Today marks 45 years since the assassination of Martin Luther King Jr. I’ve read and re-read myriad perspectives on King’s assassination. I even interviewed the brother of James Earl Ray, who was arrested and charged with King’s death.
But I had overlooked the voices of those who lived it: my parents, both teenagers when King was assassinated. I asked what it was like, and they answered.
‘A Quiet Anger’
In the Pinkard household, three generations and three distinct reactions mostly underpinned by shock and sadness. Lula and Willie Pinkard, both children of Georgia sharecroppers; their seven-year-old son Sylvester, and their youngest daughter, my mother, who was one day shy of turning 16.
“My parents were saying it wasn’t surprising,” my mom said. “My brother? I don’t think he knew what was going on.”
As for my mom, “a quiet anger” stirred within her. She and her classmates came of age against a backdrop of assassinations, racially charged beatings and church bombings. And before 1968 would end, another high-profile shooting would stun the nation.
“We were sophomores then, but our little group was kind of militant anyway,” she recalled. “The Black Panther Party and Angela Davis were just coming along around this time and you had all this stuff about ‘say it loud, I’m black and I’m proud.’”
The same anger and frustration that fueled riots in large cities such as Detroit and Los Angeles prompted a focused determination to live out King’s dream and a relentless pursuit of excellence in Stewart County, Ga.
“In Lumpkin, there was nothing to tear down, so you had to go about it in another way,” she said. “You were mad at people, but you didn’t show it. You showed them that you’re not going to keep Martin Luther King’s dream from becoming a reality.”
And that’s what they did.
Suggested listening: “Move On Up,” Curtis Mayfield
‘Things just weren’t the same…’
Meanwhile, growing tension among Tuskegee Institute students exploded into a lock-in of the school’s administration. My dad recalls three tumultuous days on campus:
So, where were you on April 4, 1968?
I was at Tuskegee, finishing up my freshman year. There was a lot of unrest going on. We had issues with the administration. It was Founders Day and the Board of Trustees was meeting. They were in the guest hall, which is now the Kellogg Center, and the students locked them in. They wouldn’t let them out.
What issue or issues did students have toward the administration?

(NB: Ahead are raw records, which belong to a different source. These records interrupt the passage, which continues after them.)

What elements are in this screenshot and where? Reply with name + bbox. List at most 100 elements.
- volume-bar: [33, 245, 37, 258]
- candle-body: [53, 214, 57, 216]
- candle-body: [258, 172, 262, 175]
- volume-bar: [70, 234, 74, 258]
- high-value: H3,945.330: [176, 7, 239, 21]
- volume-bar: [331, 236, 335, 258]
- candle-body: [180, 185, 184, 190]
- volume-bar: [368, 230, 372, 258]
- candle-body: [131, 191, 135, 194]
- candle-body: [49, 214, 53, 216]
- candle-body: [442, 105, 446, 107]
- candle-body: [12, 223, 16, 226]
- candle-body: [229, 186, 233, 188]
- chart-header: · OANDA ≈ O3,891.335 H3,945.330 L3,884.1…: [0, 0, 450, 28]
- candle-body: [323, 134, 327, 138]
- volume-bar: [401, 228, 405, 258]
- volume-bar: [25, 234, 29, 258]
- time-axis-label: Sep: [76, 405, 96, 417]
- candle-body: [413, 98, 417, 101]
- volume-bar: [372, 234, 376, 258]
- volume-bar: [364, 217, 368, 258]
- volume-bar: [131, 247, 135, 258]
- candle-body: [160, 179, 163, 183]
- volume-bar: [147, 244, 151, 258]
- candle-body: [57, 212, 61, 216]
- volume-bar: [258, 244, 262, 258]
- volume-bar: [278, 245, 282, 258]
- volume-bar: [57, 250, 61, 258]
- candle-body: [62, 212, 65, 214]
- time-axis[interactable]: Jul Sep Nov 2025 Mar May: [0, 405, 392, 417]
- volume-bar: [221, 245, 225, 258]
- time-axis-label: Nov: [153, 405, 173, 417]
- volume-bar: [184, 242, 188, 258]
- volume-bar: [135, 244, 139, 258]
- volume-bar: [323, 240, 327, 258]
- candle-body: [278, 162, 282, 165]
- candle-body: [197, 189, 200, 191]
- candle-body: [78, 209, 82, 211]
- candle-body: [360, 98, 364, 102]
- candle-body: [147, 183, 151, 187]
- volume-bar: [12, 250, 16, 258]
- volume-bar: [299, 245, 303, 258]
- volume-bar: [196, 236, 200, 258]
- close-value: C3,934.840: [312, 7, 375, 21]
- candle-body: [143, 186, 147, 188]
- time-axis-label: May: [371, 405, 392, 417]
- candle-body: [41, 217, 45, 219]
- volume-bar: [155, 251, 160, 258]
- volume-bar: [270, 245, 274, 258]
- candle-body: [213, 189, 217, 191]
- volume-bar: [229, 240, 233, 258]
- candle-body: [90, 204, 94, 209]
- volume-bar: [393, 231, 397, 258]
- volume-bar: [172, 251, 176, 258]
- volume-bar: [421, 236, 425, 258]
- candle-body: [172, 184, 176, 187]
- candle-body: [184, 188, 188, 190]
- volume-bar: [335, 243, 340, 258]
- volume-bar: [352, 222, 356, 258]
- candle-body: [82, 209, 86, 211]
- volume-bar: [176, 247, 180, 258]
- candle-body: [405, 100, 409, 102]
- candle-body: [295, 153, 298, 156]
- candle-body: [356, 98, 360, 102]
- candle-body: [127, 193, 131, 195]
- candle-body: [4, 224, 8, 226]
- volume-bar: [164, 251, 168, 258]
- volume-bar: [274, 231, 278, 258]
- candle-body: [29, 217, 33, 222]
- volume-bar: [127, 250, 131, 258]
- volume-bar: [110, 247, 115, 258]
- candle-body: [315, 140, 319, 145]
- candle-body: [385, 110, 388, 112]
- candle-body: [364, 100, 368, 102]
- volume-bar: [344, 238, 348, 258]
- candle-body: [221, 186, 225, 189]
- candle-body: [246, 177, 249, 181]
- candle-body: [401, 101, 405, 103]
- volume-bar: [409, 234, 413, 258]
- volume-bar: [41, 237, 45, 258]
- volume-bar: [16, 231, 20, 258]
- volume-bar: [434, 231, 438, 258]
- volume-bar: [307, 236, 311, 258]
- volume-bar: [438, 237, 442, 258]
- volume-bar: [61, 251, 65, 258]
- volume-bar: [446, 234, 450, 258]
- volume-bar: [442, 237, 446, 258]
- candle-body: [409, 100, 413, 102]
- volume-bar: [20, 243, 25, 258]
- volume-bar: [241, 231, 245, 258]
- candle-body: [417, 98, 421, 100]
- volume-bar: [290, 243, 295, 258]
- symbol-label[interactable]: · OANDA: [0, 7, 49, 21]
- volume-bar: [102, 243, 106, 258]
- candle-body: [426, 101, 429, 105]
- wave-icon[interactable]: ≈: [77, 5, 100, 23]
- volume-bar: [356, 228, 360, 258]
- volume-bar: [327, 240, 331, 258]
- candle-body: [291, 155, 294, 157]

The attitude toward the students. There were a lot of things going on. It started in the School of Engineering; they were dissatisfied with professors. They had a lot of foreign professors and they weren’t sensitive to them. That’s how it started, back in the first semester. We had a march through campus. (Dr. King’s assassination) just added to it.
On that Saturday, the National Guard came on campus with the M16 guns. They shut down school and sent everybody home. Everybody had to reapply for admission. Some people weren’t allowed back. The TV stations and newspaper in Montgomery were there and some people had been identified. They weren’t allowed back in school.
It was touch and go because the National Guard, they were the local yokles. Sammy Younge was a student at Tuskegee who was killed at the Greyhound Station in Tuskegee in ’66. I wasn’t at Tuskegee at the time, but the students marched downtown. There was a statute of a Confederate soldier and they painted it black. The Guardsmen didn’t forget that. When they came on campus in ’68 they had that in the back of their minds. It could’ve been a massacre, really, if somebody had done something crazy, because they were looking for an excuse.
So where were you while all of this was going on?
(laughs) I was just going along for the ride. The guest hall, people were going in and taking food out like ham, turkey and other delicacies. Then there was this one guy Ronnie Hilton, from Pittsburgh. . . when the National Guard came on campus, they were building the chapel, so he said “Let’s go over to the chapel and get some bricks to throw.” So you had people talking about throwing bricks at folks with machine guns. So I went back to my dorm and locked up. (My sister) Sue and (her husband) Bill came and got me and took me home.
So how did all of this happen? Did it start with one student and then grow or was it organized?
It was organized. The students leaders organized it.
And all of this happened on April 4? How long did it last?
Thursday, Friday and Saturday was when the National Guard came on campus. We were home that whole week. . . We came back to complete the semester.
So aside from the campus unrest, how did Dr. King’s assassination affect students?
It was devastating. It really was. It was very upsetting. I really don’t know how to describe it. It gave you a sense of hopelessness.
How were you all able to move past it?
I don’t know that we really did. Things just weren’t the same after that in terms of the civil rights movement. The civil rights movement didn’t necessarily die, but the leadership wasn’t the same. Martin Luther King was everything to black folks.